Иногда, ему хотелось устроить в своей ротовой полости небольшой взрыв, чтобы избавиться от всех зубов разом. Хабиб рассказывал ему, что в Эль-Рахтуме специальные врачи выравнивают зубы, какими-то специальными проволочками и скобочками: "Через год будут ровными" – заверял его старший товарищ, – а богатым, делают зубы из слоновой кости. "Танцора диско", помнишь, смотрели? – (Ещё бы, не помнить такое!) – У него точно слоновые" – со знанием дела заключил Хабиб.
Мальчик верил Хабибу, ведь тот никогда не врал, даже про инопланетян и дэвов и, в отличие от других, рассказывал про них только чистую правду, то, что видел собственными глазами. Однако ненависть к собственным зубам-паразитам была такой сильной, что "исправительные работы" для них казались Шарифу неоправданно мягким наказанием. Их нужно было уничтожить! Жить с ними дальше он не хотел. Но, разве на слоновые заработаешь? Он же не кинозвезда, вроде Митхуна Чакроборти…
– Ну, как тебе начало? – Серж положил несколько отпечатанных листов на стол и, заложив руки в карманы, стал выжидательно прохаживаться по комнате. Зачем-то решил понюхать карликовый кактус, но только глупейшим образом уколол свой нос.
– Пойдёт. Вроде бы, история довольно тривиальная – физический недостаток, омрачающий жизнь мальчику. Но хорошо то, что во всём этом у тебя есть некий мистический налёт и определённая сумасшедшинка. Собственная жизнь зубов, подглядывания за сестрой, переодевание в её джинсы, право человека публично ковырять в своём носу, желание устроить маленький взрыв во рту, вместо того, чтобы пойти обычным путём в кабинет ортодонта… Во всём этом сквозит абсурдность экзистенции и намёк на бунт.

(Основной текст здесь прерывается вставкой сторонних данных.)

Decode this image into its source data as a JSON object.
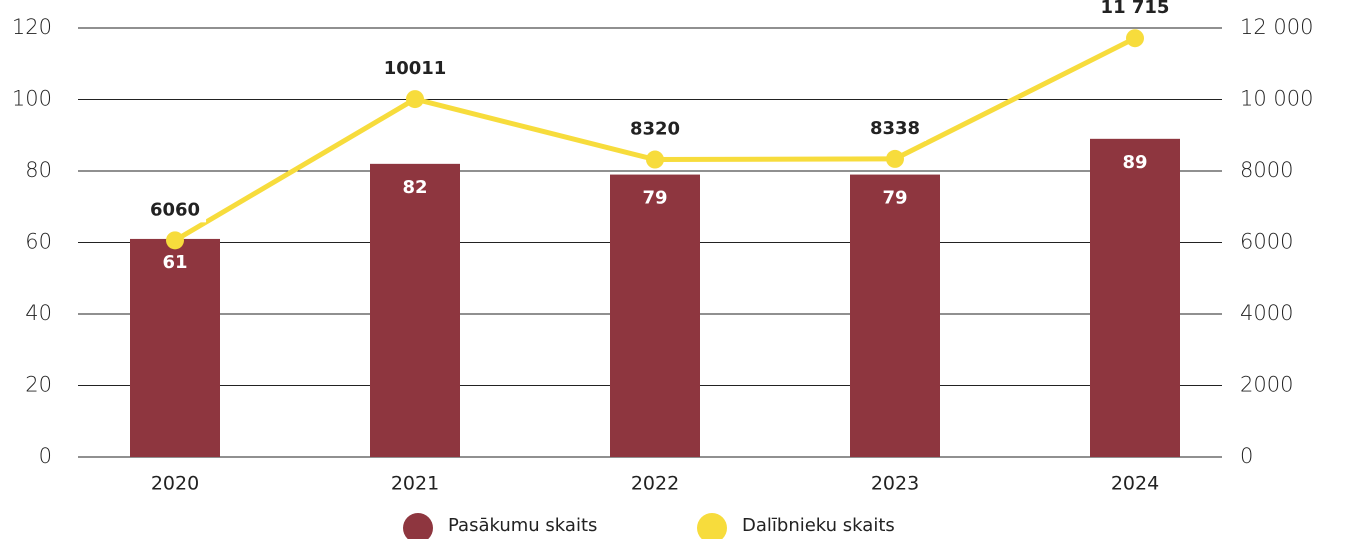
{
  "chart_data": {
    "type": "bar",
    "categories": [
      "2020",
      "2021",
      "2022",
      "2023",
      "2024"
    ],
    "series": [
      {
        "name": "Pasākumu skaits",
        "type": "bar",
        "color": "#8e363f",
        "values": [
          61,
          82,
          79,
          79,
          89
        ]
      },
      {
        "name": "Dalībnieku skaits",
        "type": "line",
        "axis": "y2",
        "color": "#f7dc3c",
        "values": [
          6060,
          10011,
          8320,
          8338,
          11715
        ],
        "value_labels": [
          "6060",
          "10011",
          "8320",
          "8338",
          "11 715"
        ]
      }
    ],
    "ylim": [
      0,
      120
    ],
    "yticks": [
      0,
      20,
      40,
      60,
      80,
      100,
      120
    ],
    "y2lim": [
      0,
      12000
    ],
    "y2ticks": [
      0,
      2000,
      4000,
      6000,
      8000,
      {
        "value": 10000,
        "label": "10 000"
      },
      {
        "value": 12000,
        "label": "12 000"
      }
    ],
    "grid": true,
    "legend": "bottom"
  }
}
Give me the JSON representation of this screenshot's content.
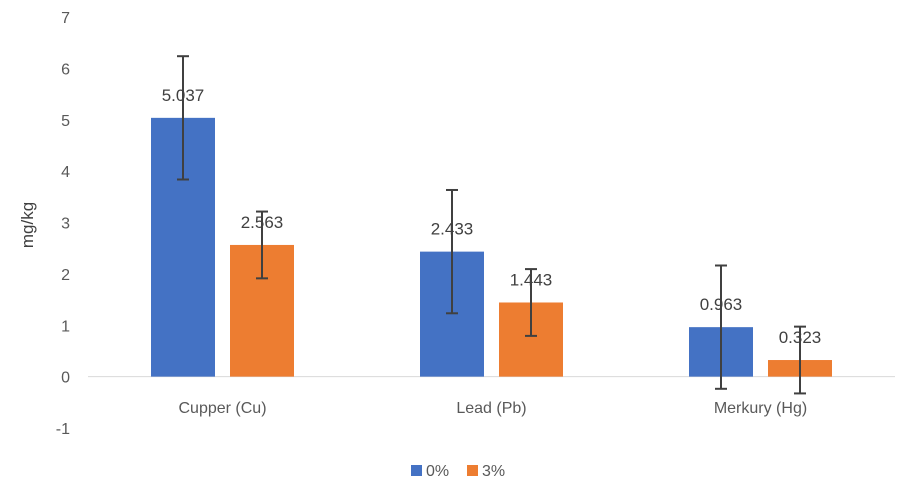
{
  "chart_data": {
    "type": "bar",
    "categories": [
      "Cupper (Cu)",
      "Lead (Pb)",
      "Merkury (Hg)"
    ],
    "series": [
      {
        "name": "0%",
        "color": "#4472c4",
        "values": [
          5.037,
          2.433,
          0.963
        ],
        "labels": [
          "5.037",
          "2.433",
          "0.963"
        ],
        "error": [
          1.2,
          1.2,
          1.2
        ]
      },
      {
        "name": "3%",
        "color": "#ed7d31",
        "values": [
          2.563,
          1.443,
          0.323
        ],
        "labels": [
          "2.563",
          "1.443",
          "0.323"
        ],
        "error": [
          0.65,
          0.65,
          0.65
        ]
      }
    ],
    "ylabel": "mg/kg",
    "ylim": [
      -1,
      7
    ],
    "yticks": [
      -1,
      0,
      1,
      2,
      3,
      4,
      5,
      6,
      7
    ],
    "ytick_labels": [
      "-1",
      "0",
      "1",
      "2",
      "3",
      "4",
      "5",
      "6",
      "7"
    ],
    "grid": false,
    "legend_position": "bottom",
    "axis_color": "#d9d9d9",
    "errorbar_color": "#404040"
  }
}
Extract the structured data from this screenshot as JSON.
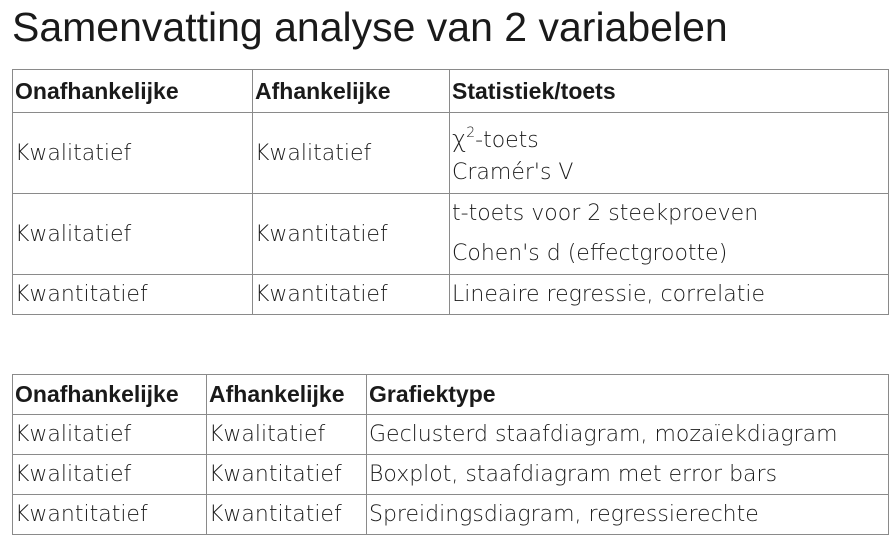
{
  "page_title": "Samenvatting analyse van 2 variabelen",
  "table1": {
    "headers": [
      "Onafhankelijke",
      "Afhankelijke",
      "Statistiek/toets"
    ],
    "rows": [
      {
        "onafhankelijke": "Kwalitatief",
        "afhankelijke": "Kwalitatief",
        "statistiek": {
          "chi_symbol": "χ",
          "chi_superscript": "2",
          "chi_suffix": "-toets",
          "line2": "Cramér's V"
        }
      },
      {
        "onafhankelijke": "Kwalitatief",
        "afhankelijke": "Kwantitatief",
        "statistiek": {
          "line1": "t-toets voor 2 steekproeven",
          "line2": "Cohen's d (effectgrootte)"
        }
      },
      {
        "onafhankelijke": "Kwantitatief",
        "afhankelijke": "Kwantitatief",
        "statistiek": {
          "line1": "Lineaire regressie, correlatie"
        }
      }
    ]
  },
  "table2": {
    "headers": [
      "Onafhankelijke",
      "Afhankelijke",
      "Grafiektype"
    ],
    "rows": [
      {
        "onafhankelijke": "Kwalitatief",
        "afhankelijke": "Kwalitatief",
        "grafiektype": "Geclusterd staafdiagram, mozaïekdiagram"
      },
      {
        "onafhankelijke": "Kwalitatief",
        "afhankelijke": "Kwantitatief",
        "grafiektype": "Boxplot, staafdiagram met error bars"
      },
      {
        "onafhankelijke": "Kwantitatief",
        "afhankelijke": "Kwantitatief",
        "grafiektype": "Spreidingsdiagram, regressierechte"
      }
    ]
  }
}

– На бунт? – Серж на секунду остановился. – На бунт, на бунт…
– Не знаю, куда тебя занесёт, но из твоего мальчика, вероятно, должен получиться, либо кровавый диктатор, либо жестокий маньяк. Намёк на художественную студию не случаен, а? – Роберт, как спрут в костюме растёкся по дивану, и вяло потягивал виски.
– Ты же знаешь, экзистенциальный бунт давно вышел из моды, психоанализ со всякими там фрейдовскими и адлеровскими штучками тоже. – Серж заходил по комнате быстрее. – Кого сейчас волнуют причины, Роб? Сделай что-нибудь, или сдохни! А лучше, и то и другое. Сначала сделай, а потом красиво сдохни, а мы на тебя посмотрим и поаплодируем, может быть, даже тебя запомним… Только, сдохнуть не забудь! Старик Хэм ещё в начале 60-х первым это почувствовал.
– Вот, ты сам всё понимаешь. – Роберт в знак одобрения лениво проглотил ещё одну янтарную капельку. – Но есть ещё один вариант – подыхать вовсе не обязательно. Да, и делать-то почти ничего не нужно.
– Что ты имеешь виду?
– В героях сейчас ценят не героический смысл их жизни, а героическую бессмысленность их смерти. Заметь, ты сам про Хэма вспомнил. Помяни моё слово, лет через 20–30, гонщики Формулы-1 будут разъезжать с портретами Че Гевары на груди.
– Ты думаешь, через 30 лет его на Западе ещё кто-то будет помнить?
– Что нам ещё остаётся, Серж? – Он говорил с ним, почти как с ребёнком. – Ты думаешь, почему русские строят социализм? Социализм им нужен? Да, нет же, им нужен большой исторический смысл существования! – Роберт, говоря о большом историческом смысле существования, почему-то указал на свой стакан.
– А нам, нет?
– Нам – нет, потому, что мы больше не верим в смыслы и, особенно, в большие.
– А во, что же, по-твоему, мы верим, в деньги, в искусство?